Semi quantitative RT-PCR analysis

For RNA isolation, strains were cultured in King A medium for the experiments of Fig. 1D or LB media for the experiments of Fig. 2D. Overnight precultures were diluted to an OD600 of 0.05 and grown for 6 hours at 37°C (OD600 of 2.5). 0.5 ml of this culture, was added to 1 ml of RNA Protect bacteria solution (Qiagen, Hildesheim, Germany), and total RNA was isolated with RNeasy columns (Qiagen, Hildesheim, Germany) according to the supplier's instructions. Residual DNA was eliminated by DNase treatment using 20 units of RQ1 RNase-free DNase (Promega). After removal of DNase by phenol/chloroform extraction, RNA was precipitated, and the pellet resuspended in 30 µl of RNase-free H2O. For cDNA synthesis, 500 ng of RNA was reverse-transcribed using random hexamer primers (Promega) and Improm-II reverse transcriptase (Promega) according to the supplier's instructions.

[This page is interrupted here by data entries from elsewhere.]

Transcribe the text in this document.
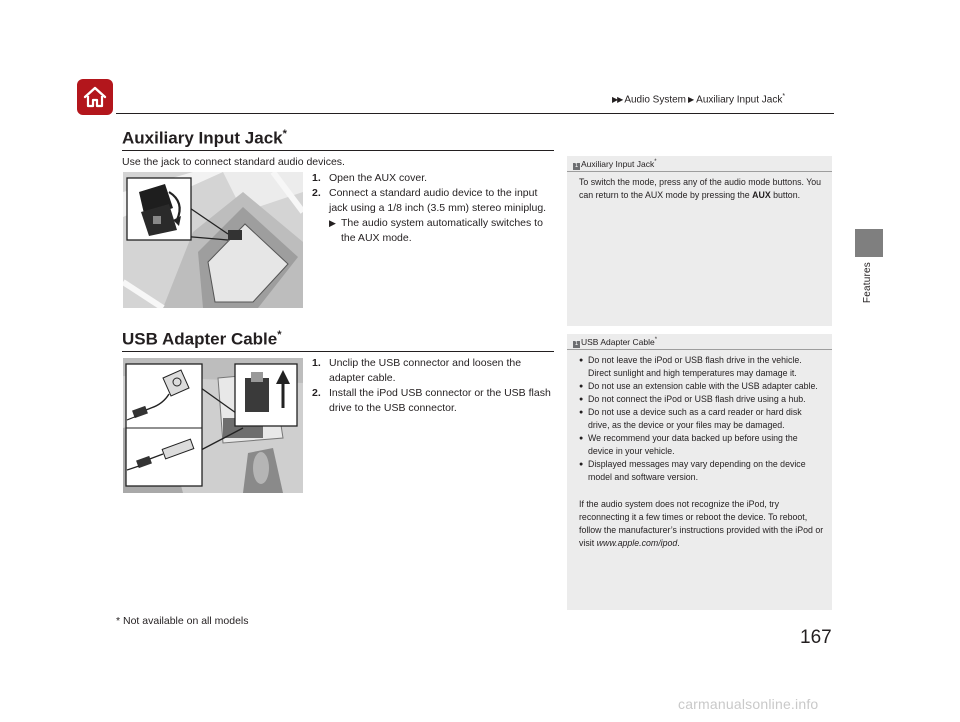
▶▶ Audio System ▶ Auxiliary Input Jack*
Features
Auxiliary Input Jack*
Use the jack to connect standard audio devices.
1. Open the AUX cover.
2. Connect a standard audio device to the input jack using a 1/8 inch (3.5 mm) stereo miniplug.
▶ The audio system automatically switches to the AUX mode.
1 Auxiliary Input Jack*
To switch the mode, press any of the audio mode buttons. You can return to the AUX mode by pressing the AUX button.
USB Adapter Cable*
1. Unclip the USB connector and loosen the adapter cable.
2. Install the iPod USB connector or the USB flash drive to the USB connector.
1 USB Adapter Cable*
● Do not leave the iPod or USB flash drive in the vehicle. Direct sunlight and high temperatures may damage it.
● Do not use an extension cable with the USB adapter cable.
● Do not connect the iPod or USB flash drive using a hub.
● Do not use a device such as a card reader or hard disk drive, as the device or your files may be damaged.
● We recommend your data backed up before using the device in your vehicle.
● Displayed messages may vary depending on the device model and software version.
If the audio system does not recognize the iPod, try reconnecting it a few times or reboot the device. To reboot, follow the manufacturer’s instructions provided with the iPod or visit www.apple.com/ipod.
* Not available on all models
167
carmanualsonline.info
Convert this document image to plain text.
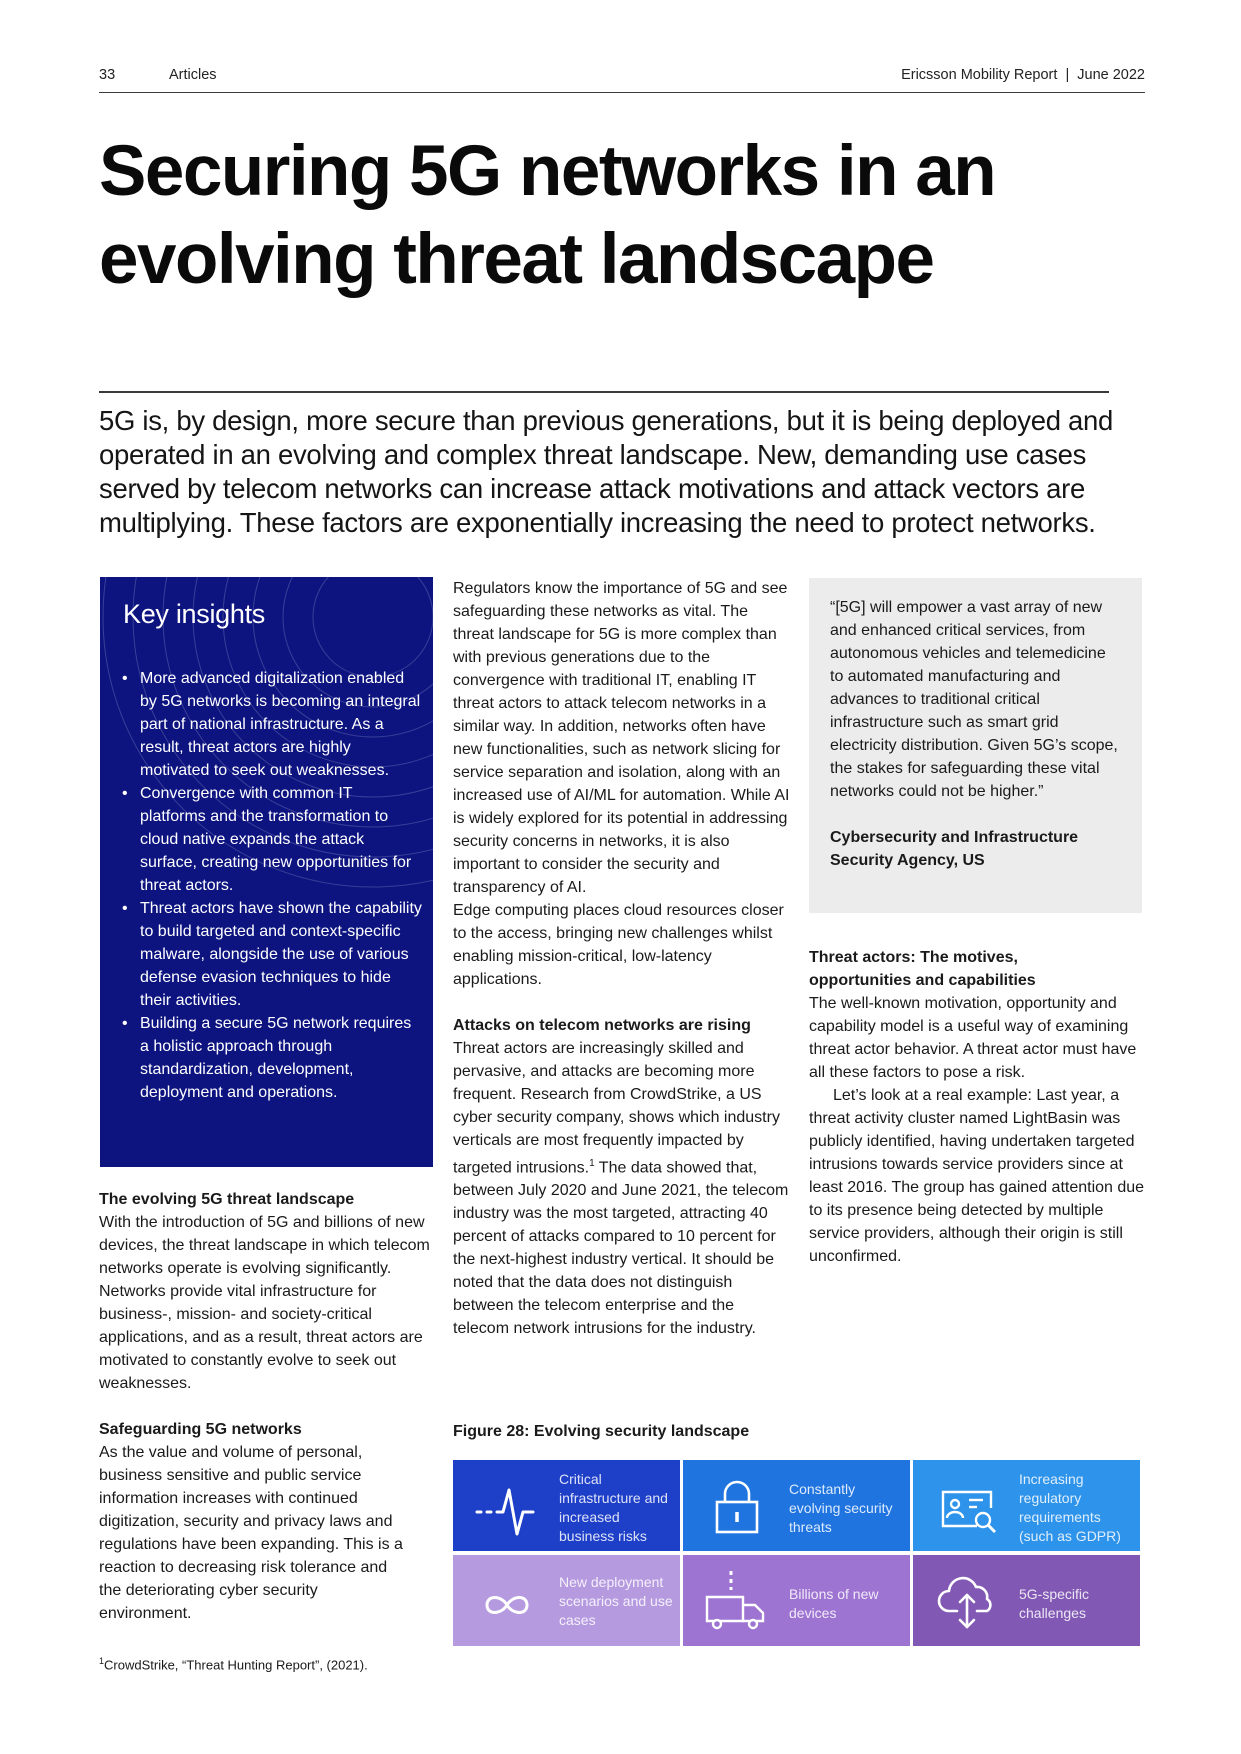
33	Articles	Ericsson Mobility Report  |  June 2022
Securing 5G networks in an evolving threat landscape

5G is, by design, more secure than previous generations, but it is being deployed and operated in an evolving and complex threat landscape. New, demanding use cases served by telecom networks can increase attack motivations and attack vectors are multiplying. These factors are exponentially increasing the need to protect networks.

Key insights
• More advanced digitalization enabled by 5G networks is becoming an integral part of national infrastructure. As a result, threat actors are highly motivated to seek out weaknesses.
• Convergence with common IT platforms and the transformation to cloud native expands the attack surface, creating new opportunities for threat actors.
• Threat actors have shown the capability to build targeted and context-specific malware, alongside the use of various defense evasion techniques to hide their activities.
• Building a secure 5G network requires a holistic approach through standardization, development, deployment and operations.
The evolving 5G threat landscape

With the introduction of 5G and billions of new devices, the threat landscape in which telecom networks operate is evolving significantly. Networks provide vital infrastructure for business-, mission- and society-critical applications, and as a result, threat actors are motivated to constantly evolve to seek out weaknesses.

Safeguarding 5G networks

As the value and volume of personal, business sensitive and public service information increases with continued digitization, security and privacy laws and regulations have been expanding. This is a reaction to decreasing risk tolerance and the deteriorating cyber security environment.

Regulators know the importance of 5G and see safeguarding these networks as vital. The threat landscape for 5G is more complex than with previous generations due to the convergence with traditional IT, enabling IT threat actors to attack telecom networks in a similar way. In addition, networks often have new functionalities, such as network slicing for service separation and isolation, along with an increased use of AI/ML for automation. While AI is widely explored for its potential in addressing security concerns in networks, it is also important to consider the security and transparency of AI.

Edge computing places cloud resources closer to the access, bringing new challenges whilst enabling mission-critical, low-latency applications.

Attacks on telecom networks are rising

Threat actors are increasingly skilled and pervasive, and attacks are becoming more frequent. Research from CrowdStrike, a US cyber security company, shows which industry verticals are most frequently impacted by targeted intrusions.$^1$ The data showed that, between July 2020 and June 2021, the telecom industry was the most targeted, attracting 40 percent of attacks compared to 10 percent for the next-highest industry vertical. It should be noted that the data does not distinguish between the telecom enterprise and the telecom network intrusions for the industry.

“[5G] will empower a vast array of new and enhanced critical services, from autonomous vehicles and telemedicine to automated manufacturing and advances to traditional critical infrastructure such as smart grid electricity distribution. Given 5G’s scope, the stakes for safeguarding these vital networks could not be higher.”

Cybersecurity and Infrastructure Security Agency, US

Threat actors: The motives, opportunities and capabilities

The well-known motivation, opportunity and capability model is a useful way of examining threat actor behavior. A threat actor must have all these factors to pose a risk.

Let’s look at a real example: Last year, a threat activity cluster named LightBasin was publicly identified, having undertaken targeted intrusions towards service providers since at least 2016. The group has gained attention due to its presence being detected by multiple service providers, although their origin is still unconfirmed.

Figure 28: Evolving security landscape
Critical infrastructure and increased business risks
Constantly evolving security threats
Increasing regulatory requirements (such as GDPR)
New deployment scenarios and use cases
Billions of new devices
5G-specific challenges
$^1$CrowdStrike, “Threat Hunting Report”, (2021).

PCR amplifications were performed using standard procedures with 30 cycles, except for czcS and phzA2 for which the amplification was carried out with 27 cycles and oprD, oprF, czcR, phzA1, phzS, for which the amplification was carried out with 26 cycles to avoid over-amplification. The primers used for PCR amplification are listed in Table 2. Each analysis was performed at least three times from three independent cultures. A representative analysis is presented.